On Thursdays, the Daily Voice showcases selected Thursday Morning Memos, reflective essays about clinical experiences written by faculty, alumni, residents and students of the Department of Family Medicine & Community Health and, occasionally, contributors from other departments. Thursday Morning Memos is UMass Medical School’s homegrown version of narrative medicine, in which the authors process their experiences through writing. To learn more, visit: http://www.umassmed.edu/news/articles/2011/personal_stories.aspx.
|Kathy Wilson, MD, a third-year resident at the Barre Health Center, talks about going through "mistakes" with patients, and has a pretty surprising outcome.—Hugh Silk, MD|
Learning from mistakes . . .
I remember that the first time I met “Rick,” he was an older gentleman with a huge smile on his face. His previous doctor had removed a mole prior to her graduation, and my first encounter with him was to remove the sutures. He promised me that day that he would find a mole for me to remove in the next two years and, sure enough, there has been a mole or two. But most of all, he said to me, “I can’t wait to grow with you, doctor. I promise you, you will learn a lot from me. All of the residents have.” I did not know how true that statement was going to be . . .
Throughout the past year, I have been taking care of his multiple medical problems, from his hip pain, to his depression to his diabetes. I have met his longstanding girlfriend and his closest son. Every visit starts with, “Doc, do you want to laugh first or last?” and I of course say first, and he hands me a paper with a joke on it.
The toughest part has been taking care of his diabetes. We ended up after long discussions putting him on Lantus and soon adding Novolog to his regimen. He was finally controlled for the first time in years and I was finally spreading out the visits. He would occasionally give me updates on his sugars with email to make sure he was still doing well. That is why, when I received the text late one evening when I was on call, my heart dropped.

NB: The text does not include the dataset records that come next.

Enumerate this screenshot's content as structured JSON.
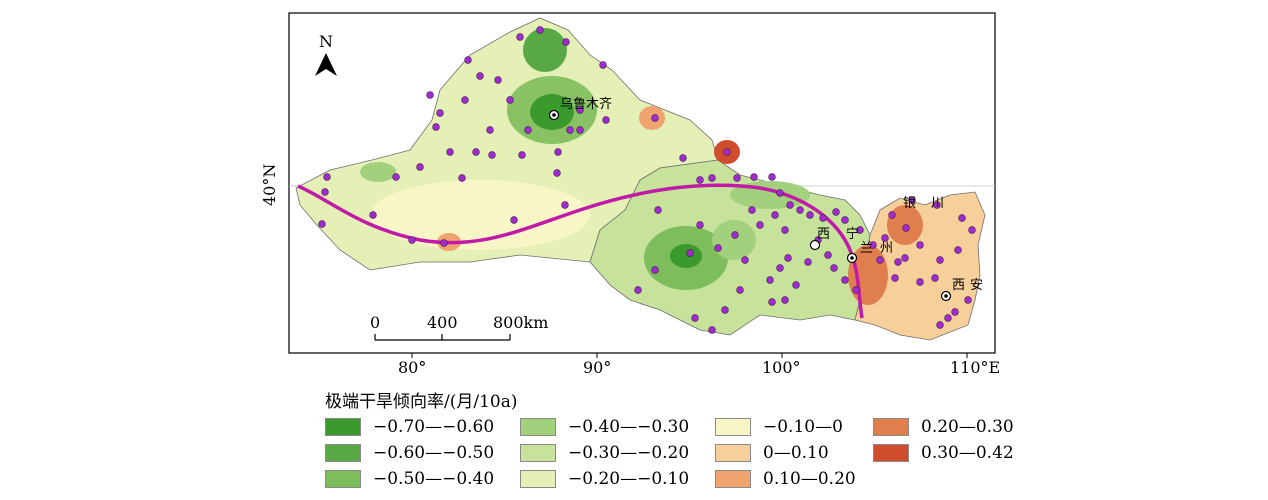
{
  "map": {
    "north_label": "N",
    "lat_label": "40°N",
    "lon_labels": [
      "80°",
      "90°",
      "100°",
      "110°E"
    ],
    "scale_labels": [
      "0",
      "400",
      "800km"
    ],
    "cities": [
      "乌鲁木齐",
      "银",
      "川",
      "西",
      "宁",
      "兰",
      "州",
      "西",
      "安"
    ],
    "colors": {
      "station": "#a22bd0",
      "route": "#c21aa8",
      "boundary": "#6f6f6f",
      "frame": "#000000"
    }
  },
  "legend": {
    "title": "极端干旱倾向率/(月/10a)",
    "items": [
      {
        "label": "−0.70—−0.60",
        "color": "#3b9a2e"
      },
      {
        "label": "−0.60—−0.50",
        "color": "#58a845"
      },
      {
        "label": "−0.50—−0.40",
        "color": "#7dbd5c"
      },
      {
        "label": "−0.40—−0.30",
        "color": "#a2d07c"
      },
      {
        "label": "−0.30—−0.20",
        "color": "#c6e29b"
      },
      {
        "label": "−0.20—−0.10",
        "color": "#e4f0b6"
      },
      {
        "label": "−0.10—0",
        "color": "#f8f6c6"
      },
      {
        "label": "0—0.10",
        "color": "#f7cf9a"
      },
      {
        "label": "0.10—0.20",
        "color": "#efa46f"
      },
      {
        "label": "0.20—0.30",
        "color": "#e07e4e"
      },
      {
        "label": "0.30—0.42",
        "color": "#cf4d2c"
      }
    ]
  }
}
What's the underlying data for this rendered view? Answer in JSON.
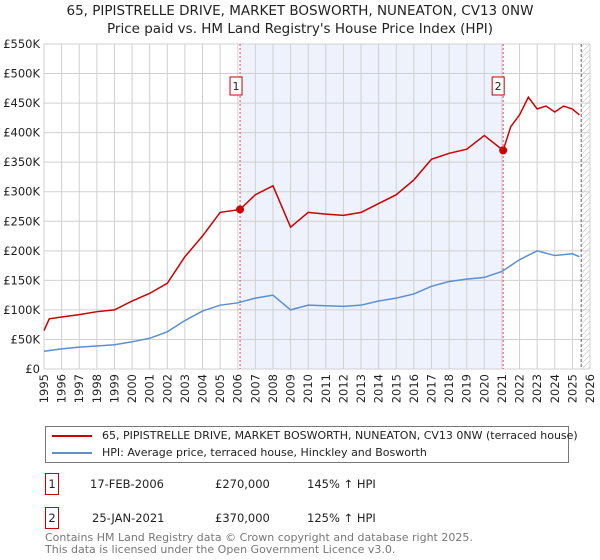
{
  "header": {
    "title": "65, PIPISTRELLE DRIVE, MARKET BOSWORTH, NUNEATON, CV13 0NW",
    "subtitle": "Price paid vs. HM Land Registry's House Price Index (HPI)"
  },
  "chart_data": {
    "type": "line",
    "xlim": [
      1995,
      2026
    ],
    "ylim": [
      0,
      550000
    ],
    "x_ticks": [
      "1995",
      "1996",
      "1997",
      "1998",
      "1999",
      "2000",
      "2001",
      "2002",
      "2003",
      "2004",
      "2005",
      "2006",
      "2007",
      "2008",
      "2009",
      "2010",
      "2011",
      "2012",
      "2013",
      "2014",
      "2015",
      "2016",
      "2017",
      "2018",
      "2019",
      "2020",
      "2021",
      "2022",
      "2023",
      "2024",
      "2025",
      "2026"
    ],
    "y_ticks": [
      {
        "v": 0,
        "label": "£0"
      },
      {
        "v": 50000,
        "label": "£50K"
      },
      {
        "v": 100000,
        "label": "£100K"
      },
      {
        "v": 150000,
        "label": "£150K"
      },
      {
        "v": 200000,
        "label": "£200K"
      },
      {
        "v": 250000,
        "label": "£250K"
      },
      {
        "v": 300000,
        "label": "£300K"
      },
      {
        "v": 350000,
        "label": "£350K"
      },
      {
        "v": 400000,
        "label": "£400K"
      },
      {
        "v": 450000,
        "label": "£450K"
      },
      {
        "v": 500000,
        "label": "£500K"
      },
      {
        "v": 550000,
        "label": "£550K"
      }
    ],
    "shaded_range": [
      2006.13,
      2021.07
    ],
    "forecast_from": 2025.5,
    "series": [
      {
        "name": "65, PIPISTRELLE DRIVE, MARKET BOSWORTH, NUNEATON, CV13 0NW (terraced house)",
        "color": "#cc0000",
        "x": [
          1995,
          1995.3,
          1996,
          1997,
          1998,
          1999,
          2000,
          2001,
          2002,
          2003,
          2004,
          2005,
          2006.13,
          2007,
          2008,
          2009,
          2010,
          2011,
          2012,
          2013,
          2014,
          2015,
          2016,
          2017,
          2018,
          2019,
          2020,
          2021.07,
          2021.5,
          2022,
          2022.5,
          2023,
          2023.5,
          2024,
          2024.5,
          2025,
          2025.4
        ],
        "y": [
          65000,
          85000,
          88000,
          92000,
          97000,
          100000,
          115000,
          128000,
          145000,
          190000,
          225000,
          265000,
          270000,
          295000,
          310000,
          240000,
          265000,
          262000,
          260000,
          265000,
          280000,
          295000,
          320000,
          355000,
          365000,
          372000,
          395000,
          370000,
          410000,
          430000,
          460000,
          440000,
          445000,
          435000,
          445000,
          440000,
          430000
        ]
      },
      {
        "name": "HPI: Average price, terraced house, Hinckley and Bosworth",
        "color": "#5b8fd0",
        "x": [
          1995,
          1996,
          1997,
          1998,
          1999,
          2000,
          2001,
          2002,
          2003,
          2004,
          2005,
          2006,
          2007,
          2008,
          2009,
          2010,
          2011,
          2012,
          2013,
          2014,
          2015,
          2016,
          2017,
          2018,
          2019,
          2020,
          2021,
          2022,
          2023,
          2024,
          2025,
          2025.4
        ],
        "y": [
          30000,
          34000,
          37000,
          39000,
          41000,
          46000,
          52000,
          63000,
          82000,
          98000,
          108000,
          112000,
          120000,
          125000,
          100000,
          108000,
          107000,
          106000,
          108000,
          115000,
          120000,
          127000,
          140000,
          148000,
          152000,
          155000,
          165000,
          185000,
          200000,
          192000,
          195000,
          190000
        ]
      }
    ],
    "sales": [
      {
        "id": "1",
        "x": 2006.13,
        "price": 270000
      },
      {
        "id": "2",
        "x": 2021.07,
        "price": 370000
      }
    ]
  },
  "legend": {
    "items": [
      "65, PIPISTRELLE DRIVE, MARKET BOSWORTH, NUNEATON, CV13 0NW (terraced house)",
      "HPI: Average price, terraced house, Hinckley and Bosworth"
    ]
  },
  "transactions": [
    {
      "id": "1",
      "date": "17-FEB-2006",
      "price": "£270,000",
      "hpi": "145% ↑ HPI"
    },
    {
      "id": "2",
      "date": "25-JAN-2021",
      "price": "£370,000",
      "hpi": "125% ↑ HPI"
    }
  ],
  "footer": {
    "line1": "Contains HM Land Registry data © Crown copyright and database right 2025.",
    "line2": "This data is licensed under the Open Government Licence v3.0."
  }
}
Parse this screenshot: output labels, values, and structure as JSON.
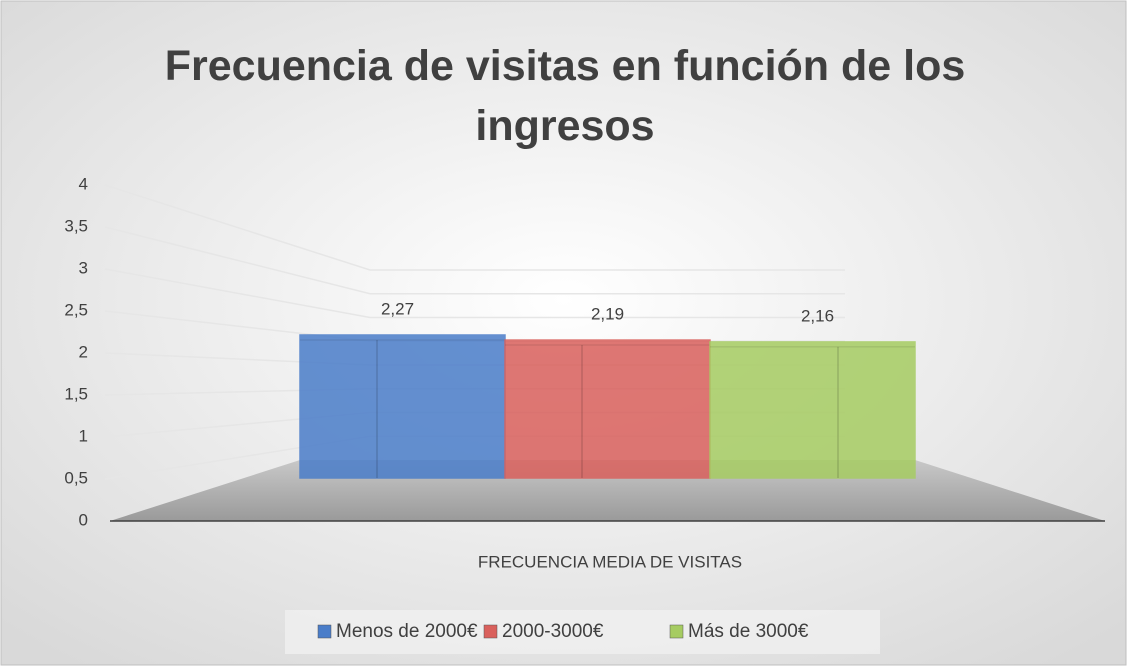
{
  "chart_data": {
    "type": "bar3d",
    "title": "Frecuencia de visitas en función de los ingresos",
    "categories": [
      "FRECUENCIA MEDIA DE VISITAS"
    ],
    "series": [
      {
        "name": "Menos de 2000€",
        "color": "#4a7dc9",
        "values": [
          2.27
        ],
        "value_labels": [
          "2,27"
        ]
      },
      {
        "name": "2000-3000€",
        "color": "#d9605c",
        "values": [
          2.19
        ],
        "value_labels": [
          "2,19"
        ]
      },
      {
        "name": "Más de 3000€",
        "color": "#a6cc62",
        "values": [
          2.16
        ],
        "value_labels": [
          "2,16"
        ]
      }
    ],
    "ylim": [
      0,
      4
    ],
    "yticks": [
      0,
      {
        "value": 0.5,
        "label": "0,5"
      },
      1,
      {
        "value": 1.5,
        "label": "1,5"
      },
      2,
      {
        "value": 2.5,
        "label": "2,5"
      },
      3,
      {
        "value": 3.5,
        "label": "3,5"
      },
      4
    ],
    "grid": true,
    "legend": "bottom"
  }
}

The text had the wrong spelling, but I knew it was my patient. It said “wrong insulin.” I called immediately. “Doc, I accidently grabbed the Novolog instead of the Lantus and took 86 units.” I was shocked. I was sad. A million feelings jumped in my head at that moment. I still don’t know how I was able to speak with all that going on. But I found myself asking if he ate his candy bar that is in his pocket and if he grabbed the juice. I hung up to call my attending to let him know while Rick grabbed the OJ and realized I forgot to ask Rick if he called 911. After quickly talking to my attending, I called Rick back and he hadn’t called 911. I hung up again as he called and then called him back immediately. We talked over the phone until the ambulance came.
I remember when I saw him a few days later in the office, I felt responsible since I had started him on Novolog and Lantus. Was that the right choice? Did I make a mistake? Could I have stopped this from happening? When I opened the door to that visit, I did not know what to expect. I did not know whether he might have lost faith in me, or if he might be mad. What I got was a huge hug and a big thanks. “Doc, they said because of the candy bar and the juice my sugars never dropped below 70. Thanks doc. And thanks for staying on the phone with me. That meant a lot.” We had a long discussion about what had happened. What I learned most that day was how much he blamed himself. He felt he was a failure. He did not understand how he made that mistake. It has taken many sessions to help him realize that we all make mistakes, but he finally forgave himself and I forgave myself.
I learned a lot in that one call, but I have learned even more throughout the whole year with him and can’t wait for what he can teach me the rest of this year. Some of the knowledge has been medical, but most has been on how to become a passionate, caring doctor and how to work with your patient to best take care of them.